Ich zitterte am ganzen Körper. Der Kloß in meinem Hals stieg immer höher und plötzlich wurde mir schlecht. Ich sprang von meinem Stuhl auf, achtete nicht darauf, dass dieser durch den Schwung umkippte und rannte in Richtung des kleinen Gäste-WCs. Eine Hand hielt ich mir bereits vor den Mund aus Angst, dass ich es nicht rechtzeitig ins Bad schaffen könnte. Tränen brannten in meinen Augen. Ich sah nur noch verschwommen, als ich die Tür hinter mir ins Schloss fallen ließ und vor der Toilette zusammenbrach. Mit letzter Kraft öffnete ich den Toilettendeckel und erbrach mein Frühstück. Mein Magen verkrampfte sich mit solcher Heftigkeit, dass ich zwischendurch kaum Luft holen konnte. Ich hustete und japste, Tränen rannen in nicht enden wollenden Bächen mein Gesicht hinab und brannten sich schier in die Haut meiner Wangen. Immer wieder würgte ich verzweifelt, obwohl sich längst nichts mehr in meinem Magen befand.

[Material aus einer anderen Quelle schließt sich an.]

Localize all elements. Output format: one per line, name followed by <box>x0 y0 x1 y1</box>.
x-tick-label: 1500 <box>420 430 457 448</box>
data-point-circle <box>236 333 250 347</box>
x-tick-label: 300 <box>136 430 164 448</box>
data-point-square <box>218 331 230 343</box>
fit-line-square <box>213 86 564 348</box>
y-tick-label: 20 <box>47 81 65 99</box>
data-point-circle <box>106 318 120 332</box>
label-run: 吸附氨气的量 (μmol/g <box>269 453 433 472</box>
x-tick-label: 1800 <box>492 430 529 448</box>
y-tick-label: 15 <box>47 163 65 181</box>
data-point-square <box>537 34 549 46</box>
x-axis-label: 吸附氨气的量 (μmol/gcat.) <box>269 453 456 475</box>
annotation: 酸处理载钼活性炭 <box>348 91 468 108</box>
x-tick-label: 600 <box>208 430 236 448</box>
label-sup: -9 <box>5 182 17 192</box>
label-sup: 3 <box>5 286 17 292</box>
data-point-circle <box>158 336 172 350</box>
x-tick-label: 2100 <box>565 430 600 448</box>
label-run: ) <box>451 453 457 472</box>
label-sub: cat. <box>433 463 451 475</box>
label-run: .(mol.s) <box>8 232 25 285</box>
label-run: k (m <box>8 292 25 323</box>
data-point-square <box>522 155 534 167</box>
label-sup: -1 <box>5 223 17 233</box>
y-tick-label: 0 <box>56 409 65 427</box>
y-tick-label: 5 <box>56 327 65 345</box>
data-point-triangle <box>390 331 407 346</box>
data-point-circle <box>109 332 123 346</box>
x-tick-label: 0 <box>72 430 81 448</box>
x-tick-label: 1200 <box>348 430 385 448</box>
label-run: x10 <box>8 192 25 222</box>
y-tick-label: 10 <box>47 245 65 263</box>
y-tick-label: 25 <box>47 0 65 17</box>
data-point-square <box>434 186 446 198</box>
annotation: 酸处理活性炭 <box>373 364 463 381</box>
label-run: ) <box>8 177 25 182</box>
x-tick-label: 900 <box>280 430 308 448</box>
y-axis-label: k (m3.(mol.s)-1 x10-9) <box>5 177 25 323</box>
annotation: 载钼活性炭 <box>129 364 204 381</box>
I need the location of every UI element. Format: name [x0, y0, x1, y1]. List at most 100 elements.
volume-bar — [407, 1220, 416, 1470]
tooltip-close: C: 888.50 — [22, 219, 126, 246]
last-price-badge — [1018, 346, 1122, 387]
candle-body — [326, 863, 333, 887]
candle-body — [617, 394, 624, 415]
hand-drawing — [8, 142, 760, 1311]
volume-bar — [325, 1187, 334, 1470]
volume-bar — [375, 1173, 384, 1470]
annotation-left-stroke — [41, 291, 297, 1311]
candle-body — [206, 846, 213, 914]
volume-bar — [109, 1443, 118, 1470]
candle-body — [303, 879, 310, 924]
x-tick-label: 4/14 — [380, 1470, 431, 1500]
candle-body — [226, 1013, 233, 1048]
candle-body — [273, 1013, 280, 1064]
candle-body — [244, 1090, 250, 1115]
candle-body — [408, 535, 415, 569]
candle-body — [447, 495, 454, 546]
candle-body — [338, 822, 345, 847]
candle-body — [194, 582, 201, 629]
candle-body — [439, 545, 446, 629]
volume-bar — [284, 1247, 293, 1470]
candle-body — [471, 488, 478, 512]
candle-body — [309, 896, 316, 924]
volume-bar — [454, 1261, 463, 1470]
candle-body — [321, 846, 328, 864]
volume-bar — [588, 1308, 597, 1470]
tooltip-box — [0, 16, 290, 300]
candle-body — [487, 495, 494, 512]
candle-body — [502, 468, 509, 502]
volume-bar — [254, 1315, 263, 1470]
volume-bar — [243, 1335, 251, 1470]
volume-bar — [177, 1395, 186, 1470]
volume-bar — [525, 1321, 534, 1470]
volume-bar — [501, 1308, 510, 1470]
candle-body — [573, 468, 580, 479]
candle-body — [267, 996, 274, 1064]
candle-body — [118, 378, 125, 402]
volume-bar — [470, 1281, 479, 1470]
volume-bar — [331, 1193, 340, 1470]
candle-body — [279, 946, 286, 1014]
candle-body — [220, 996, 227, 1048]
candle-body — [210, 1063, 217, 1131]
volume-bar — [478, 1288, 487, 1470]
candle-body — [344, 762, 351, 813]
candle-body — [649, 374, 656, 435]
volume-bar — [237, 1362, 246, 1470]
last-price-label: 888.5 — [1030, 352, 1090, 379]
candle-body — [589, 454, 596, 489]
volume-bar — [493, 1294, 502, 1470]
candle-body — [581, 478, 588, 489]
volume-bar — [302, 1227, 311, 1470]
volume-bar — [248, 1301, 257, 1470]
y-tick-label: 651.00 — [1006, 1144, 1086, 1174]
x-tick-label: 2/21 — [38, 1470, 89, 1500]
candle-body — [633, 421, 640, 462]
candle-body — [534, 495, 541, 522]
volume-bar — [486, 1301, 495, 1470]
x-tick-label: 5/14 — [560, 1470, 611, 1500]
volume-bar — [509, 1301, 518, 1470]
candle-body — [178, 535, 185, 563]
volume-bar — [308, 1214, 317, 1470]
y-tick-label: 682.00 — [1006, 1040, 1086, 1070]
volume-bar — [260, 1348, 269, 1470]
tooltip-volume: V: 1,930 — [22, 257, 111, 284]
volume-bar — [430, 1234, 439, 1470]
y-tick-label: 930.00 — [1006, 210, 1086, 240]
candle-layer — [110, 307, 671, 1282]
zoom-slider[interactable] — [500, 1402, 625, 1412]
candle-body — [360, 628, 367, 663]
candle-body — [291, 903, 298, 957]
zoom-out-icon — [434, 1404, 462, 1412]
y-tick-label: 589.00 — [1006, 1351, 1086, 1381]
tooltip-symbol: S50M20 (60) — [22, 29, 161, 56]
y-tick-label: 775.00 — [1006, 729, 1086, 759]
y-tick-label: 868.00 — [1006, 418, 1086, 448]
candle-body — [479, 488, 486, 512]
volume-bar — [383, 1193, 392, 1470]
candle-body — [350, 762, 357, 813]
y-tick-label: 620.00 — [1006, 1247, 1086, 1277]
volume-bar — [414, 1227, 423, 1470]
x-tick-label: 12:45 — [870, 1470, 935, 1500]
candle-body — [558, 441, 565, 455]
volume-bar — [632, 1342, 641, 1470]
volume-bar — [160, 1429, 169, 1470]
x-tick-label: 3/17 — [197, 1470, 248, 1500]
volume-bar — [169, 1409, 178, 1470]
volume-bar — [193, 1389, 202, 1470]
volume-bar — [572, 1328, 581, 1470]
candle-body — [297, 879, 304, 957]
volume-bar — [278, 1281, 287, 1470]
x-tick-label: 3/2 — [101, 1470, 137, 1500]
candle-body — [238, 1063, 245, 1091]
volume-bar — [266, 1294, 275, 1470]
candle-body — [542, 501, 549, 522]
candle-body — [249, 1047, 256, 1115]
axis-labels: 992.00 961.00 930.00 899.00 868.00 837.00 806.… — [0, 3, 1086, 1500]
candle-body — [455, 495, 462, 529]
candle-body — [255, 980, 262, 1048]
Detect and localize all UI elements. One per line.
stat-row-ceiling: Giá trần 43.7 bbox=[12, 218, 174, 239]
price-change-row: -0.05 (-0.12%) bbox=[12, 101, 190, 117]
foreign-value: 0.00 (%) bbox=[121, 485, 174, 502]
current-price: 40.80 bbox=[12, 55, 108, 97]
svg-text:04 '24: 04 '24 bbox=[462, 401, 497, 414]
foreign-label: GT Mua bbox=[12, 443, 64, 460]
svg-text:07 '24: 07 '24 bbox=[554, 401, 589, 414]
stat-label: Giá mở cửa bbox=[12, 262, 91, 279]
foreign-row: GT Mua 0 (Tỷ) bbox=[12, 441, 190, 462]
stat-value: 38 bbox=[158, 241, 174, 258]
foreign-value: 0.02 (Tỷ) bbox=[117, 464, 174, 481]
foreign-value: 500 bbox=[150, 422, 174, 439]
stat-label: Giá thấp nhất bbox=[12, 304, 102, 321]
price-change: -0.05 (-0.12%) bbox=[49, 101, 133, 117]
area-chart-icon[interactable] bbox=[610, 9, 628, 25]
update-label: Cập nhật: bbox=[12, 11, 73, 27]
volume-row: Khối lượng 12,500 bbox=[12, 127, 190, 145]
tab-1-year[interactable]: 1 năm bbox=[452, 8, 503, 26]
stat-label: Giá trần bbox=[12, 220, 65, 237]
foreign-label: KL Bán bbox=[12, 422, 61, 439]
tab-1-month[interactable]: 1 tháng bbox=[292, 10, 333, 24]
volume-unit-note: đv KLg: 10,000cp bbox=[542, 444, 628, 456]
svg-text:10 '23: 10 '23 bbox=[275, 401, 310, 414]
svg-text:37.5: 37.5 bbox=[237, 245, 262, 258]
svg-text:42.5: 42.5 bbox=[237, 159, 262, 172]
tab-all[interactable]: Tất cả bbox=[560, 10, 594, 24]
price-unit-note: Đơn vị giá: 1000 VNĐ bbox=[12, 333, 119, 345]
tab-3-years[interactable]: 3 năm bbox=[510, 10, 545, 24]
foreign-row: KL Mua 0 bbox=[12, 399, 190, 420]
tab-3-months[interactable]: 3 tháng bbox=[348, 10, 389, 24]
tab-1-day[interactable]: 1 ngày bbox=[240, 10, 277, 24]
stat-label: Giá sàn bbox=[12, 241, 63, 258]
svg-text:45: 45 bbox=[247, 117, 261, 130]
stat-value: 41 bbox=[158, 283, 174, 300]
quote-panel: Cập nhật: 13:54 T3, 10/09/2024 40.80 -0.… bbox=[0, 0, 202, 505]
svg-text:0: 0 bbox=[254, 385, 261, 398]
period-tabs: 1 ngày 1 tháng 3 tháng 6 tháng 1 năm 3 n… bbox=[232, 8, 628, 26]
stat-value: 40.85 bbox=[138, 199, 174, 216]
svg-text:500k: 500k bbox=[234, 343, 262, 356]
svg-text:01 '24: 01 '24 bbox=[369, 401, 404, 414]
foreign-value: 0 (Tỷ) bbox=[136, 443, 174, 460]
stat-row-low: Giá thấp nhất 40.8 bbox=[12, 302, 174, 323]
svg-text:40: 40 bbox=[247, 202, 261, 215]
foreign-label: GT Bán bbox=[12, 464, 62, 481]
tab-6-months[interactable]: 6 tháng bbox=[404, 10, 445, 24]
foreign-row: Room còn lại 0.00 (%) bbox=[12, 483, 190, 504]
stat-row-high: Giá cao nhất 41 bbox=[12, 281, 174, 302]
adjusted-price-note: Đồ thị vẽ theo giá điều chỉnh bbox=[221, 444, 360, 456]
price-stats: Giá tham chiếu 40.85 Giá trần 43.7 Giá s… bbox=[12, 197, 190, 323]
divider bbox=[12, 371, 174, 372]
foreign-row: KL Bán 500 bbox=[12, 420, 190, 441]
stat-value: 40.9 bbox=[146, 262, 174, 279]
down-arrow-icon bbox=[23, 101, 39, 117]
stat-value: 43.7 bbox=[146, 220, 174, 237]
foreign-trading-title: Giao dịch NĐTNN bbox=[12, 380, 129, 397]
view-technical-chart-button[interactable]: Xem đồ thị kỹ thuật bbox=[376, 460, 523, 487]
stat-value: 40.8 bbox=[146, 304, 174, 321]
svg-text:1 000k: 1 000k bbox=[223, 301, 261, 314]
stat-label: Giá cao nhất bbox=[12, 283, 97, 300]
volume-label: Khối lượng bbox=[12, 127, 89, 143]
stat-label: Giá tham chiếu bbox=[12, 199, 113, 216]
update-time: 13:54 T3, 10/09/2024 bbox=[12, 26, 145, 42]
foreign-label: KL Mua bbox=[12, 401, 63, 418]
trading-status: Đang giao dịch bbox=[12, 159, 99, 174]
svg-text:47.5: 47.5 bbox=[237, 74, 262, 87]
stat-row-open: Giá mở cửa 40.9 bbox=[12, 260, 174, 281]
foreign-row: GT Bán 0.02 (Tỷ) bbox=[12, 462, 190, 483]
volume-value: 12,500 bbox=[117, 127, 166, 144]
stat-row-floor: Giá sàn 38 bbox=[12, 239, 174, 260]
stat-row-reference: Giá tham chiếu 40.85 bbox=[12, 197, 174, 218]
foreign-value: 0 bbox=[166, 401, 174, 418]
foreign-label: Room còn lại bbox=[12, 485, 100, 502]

Bittere Galle stieg meine Speiseröhre empor, bahnte sich ihren Weg durch meine Mundhöhle und tropfte in die Kloschüssel. Allein der Geruch brachte mich erneut zum Würgen, aber mir fehlte schlichtweg die Kraft, die Spülung zu betätigen und so ergab ich mich einfach meinem Schicksal.

Die Zeit, bis meine Qual endlich begann nachzulassen, fühlte sich endlos an. Ich hatte meine Unterarme auf der Klobrille abgelegt und ließ meine Stirn, auf der kalter Schweiß stand, auf sie fallen. Schließlich konnte ich wieder halbwegs normal atmen und meine Lungen dankten es mir, indem sie mein Herz dazu brachten, wieder in einem normalen Tempo zu schlagen.